Nia si rese conto che le prudeva tutta la pelle e la sensazione era particolarmente sgradevole fra le scapole e lungo la spina dorsale. — Lasciane fuori qualcuno. È passato tanto tempo dall’ultima volta che mi sono fatta dare una strigliata come si deve, da un’amica o una parente.

— D’accordo — fece Hua. Mise da parte due pettini: uno di grandezza normale e uno grosso con i denti molto radi.

Nia emise un suono soddisfatto. — Sarà qualcosa da ricordare quando mi troverò fuori sulla pianura.

— Non vieni con noi? — chiese Hua. La sua voce aveva un suono acuto e stridulo.

— No.

— Perché no? Qualcuno ti ha dato delle noie? Non sei preoccupata per Anhar, vero? Angai non ti ha detto che puoi restare?

Nia appoggiò sul pavimento una tunica dalle maniche lunghe. Piegò le maniche sopra il corpetto della tunica, lisciandone il tessuto. Era soffice e delicata, dono di un popolo che viveva nel lontano sud.

— Quando vivevo nelle Colline del Ferro, stavo con te, Anasu ed Enshi. Quando vivevo nell’est, mi trovavo ai margini del villaggio, lontana come un uomo. Non sono abituata a stare con molte persone. Non so più vivere in un villaggio.
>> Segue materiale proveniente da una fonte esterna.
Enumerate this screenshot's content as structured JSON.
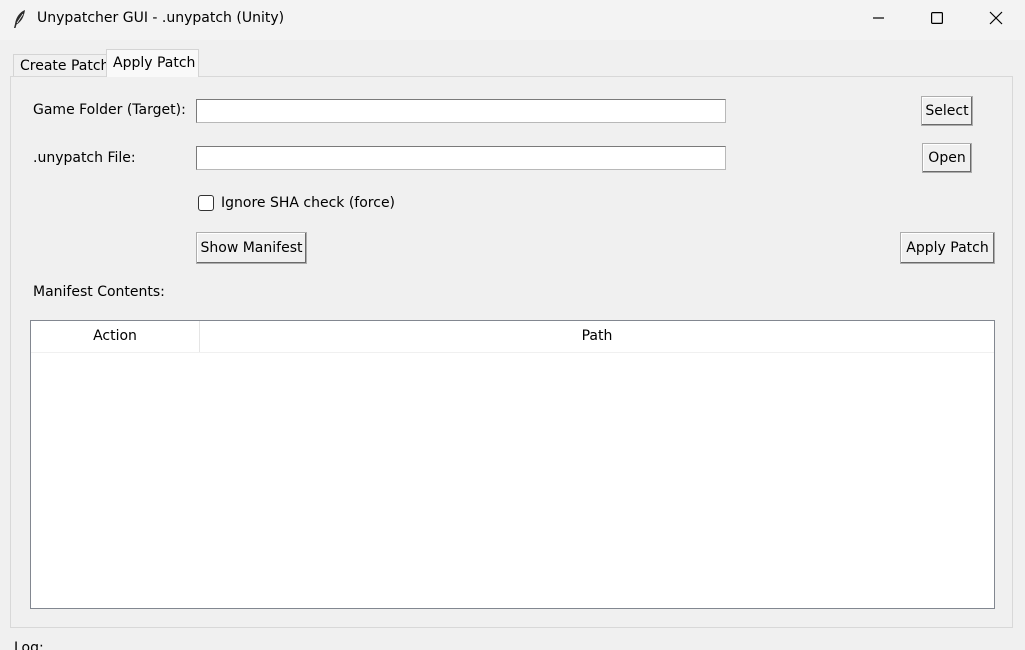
{
  "window": {
    "title": "Unypatcher GUI - .unypatch (Unity)",
    "icon": "feather-icon",
    "controls": [
      "minimize-icon",
      "maximize-icon",
      "close-icon"
    ]
  },
  "tabs": [
    {
      "label": "Create Patch",
      "selected": false
    },
    {
      "label": "Apply Patch",
      "selected": true
    }
  ],
  "apply_patch": {
    "game_folder_label": "Game Folder (Target):",
    "game_folder_value": "",
    "select_button": "Select",
    "patch_file_label": ".unypatch File:",
    "patch_file_value": "",
    "open_button": "Open",
    "ignore_sha_label": "Ignore SHA check (force)",
    "ignore_sha_checked": false,
    "show_manifest_button": "Show Manifest",
    "apply_patch_button": "Apply Patch",
    "manifest_label": "Manifest Contents:",
    "manifest_columns": [
      "Action",
      "Path"
    ],
    "manifest_rows": []
  },
  "log_label": "Log:"
}
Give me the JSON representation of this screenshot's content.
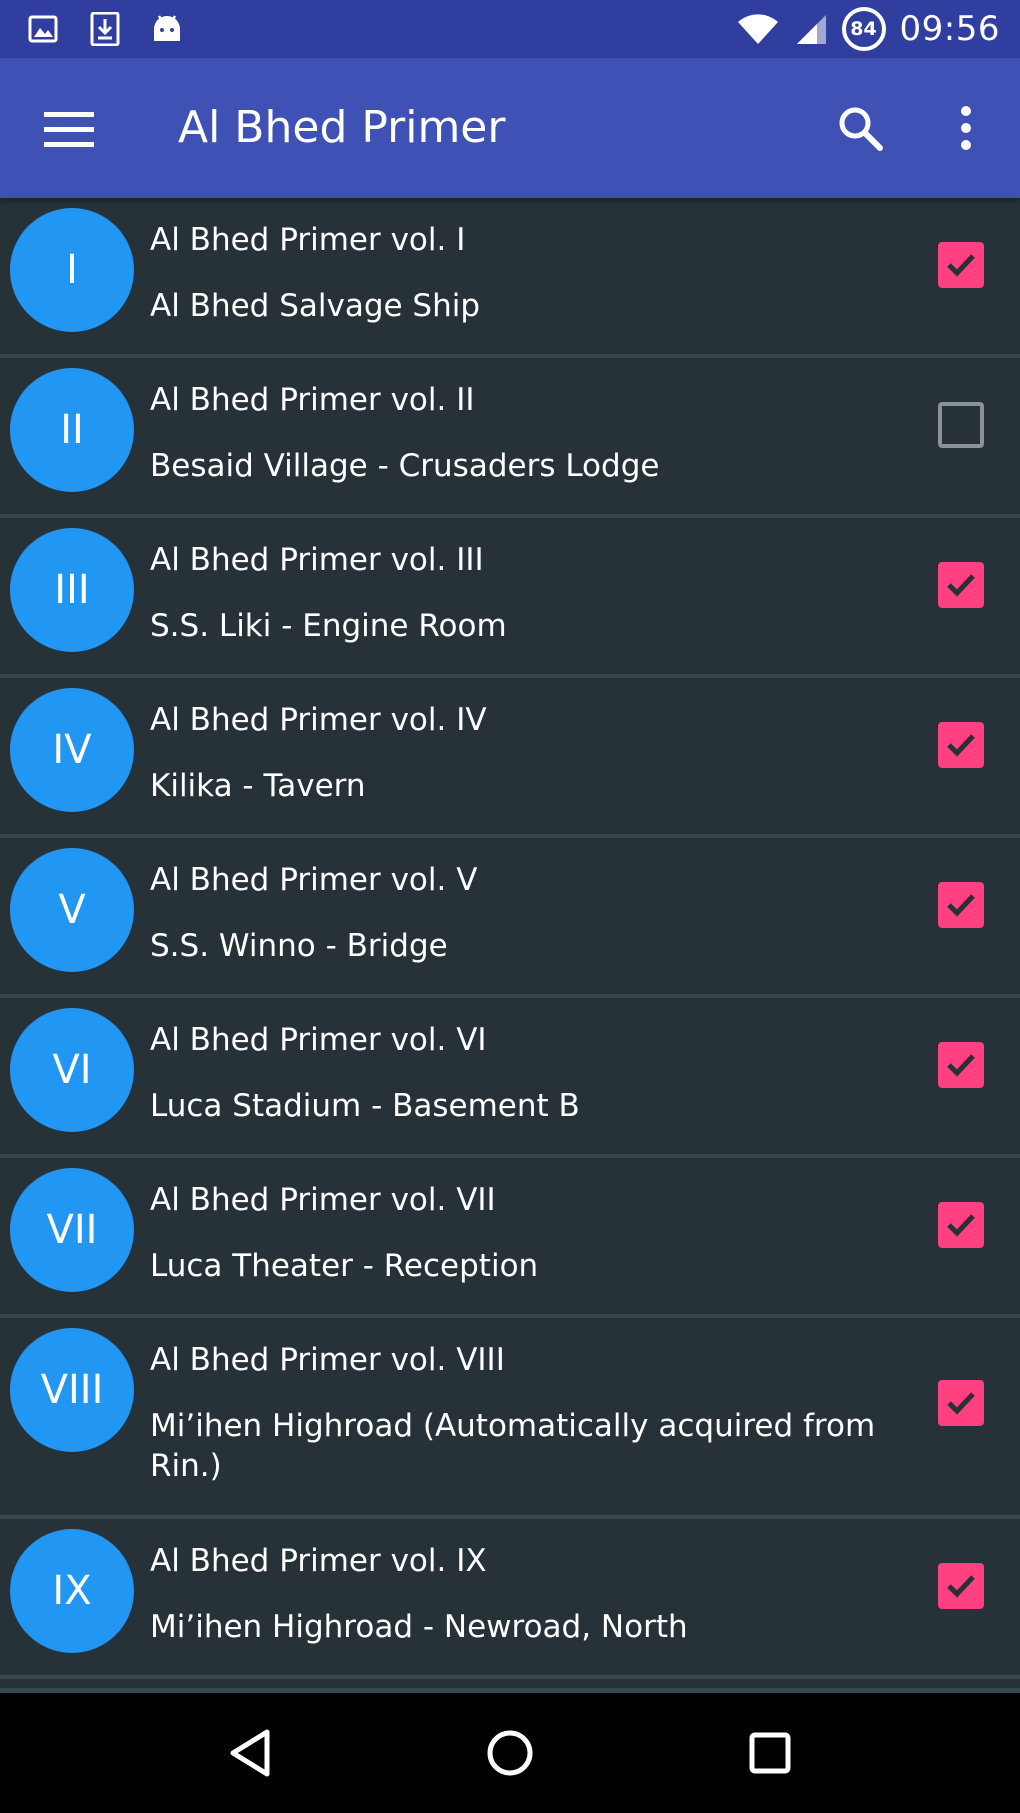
{
  "status_bar": {
    "time": "09:56",
    "battery_level": "84",
    "icons": [
      "image-icon",
      "download-icon",
      "android-icon",
      "wifi-icon",
      "signal-icon",
      "battery-icon"
    ]
  },
  "app_bar": {
    "title": "Al Bhed Primer",
    "color": "#3f51b5"
  },
  "primers": [
    {
      "numeral": "I",
      "title": "Al Bhed Primer vol. I",
      "location": "Al Bhed Salvage Ship",
      "checked": true
    },
    {
      "numeral": "II",
      "title": "Al Bhed Primer vol. II",
      "location": "Besaid Village - Crusaders Lodge",
      "checked": false
    },
    {
      "numeral": "III",
      "title": "Al Bhed Primer vol. III",
      "location": "S.S. Liki - Engine Room",
      "checked": true
    },
    {
      "numeral": "IV",
      "title": "Al Bhed Primer vol. IV",
      "location": "Kilika - Tavern",
      "checked": true
    },
    {
      "numeral": "V",
      "title": "Al Bhed Primer vol. V",
      "location": "S.S. Winno - Bridge",
      "checked": true
    },
    {
      "numeral": "VI",
      "title": "Al Bhed Primer vol. VI",
      "location": "Luca Stadium - Basement B",
      "checked": true
    },
    {
      "numeral": "VII",
      "title": "Al Bhed Primer vol. VII",
      "location": "Luca Theater - Reception",
      "checked": true
    },
    {
      "numeral": "VIII",
      "title": "Al Bhed Primer vol. VIII",
      "location": "Mi’ihen Highroad (Automatically acquired from Rin.)",
      "checked": true
    },
    {
      "numeral": "IX",
      "title": "Al Bhed Primer vol. IX",
      "location": "Mi’ihen Highroad - Newroad, North",
      "checked": true
    }
  ],
  "colors": {
    "accent": "#ff4081",
    "avatar": "#2196f3",
    "background": "#263238",
    "divider": "#37474f"
  }
}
— Non l’hai mai saputo realmente — disse Angai da dietro il telo divisorio. — Ti sei sempre comportata come se fossi sola.

Nia provò una certa sorpresa. Fece il gesto che significava "è proprio vero?". Ma Angai non poteva vedere, naturalmente.

Hua disse: — Mia madre vuole sapere se ne sei certa.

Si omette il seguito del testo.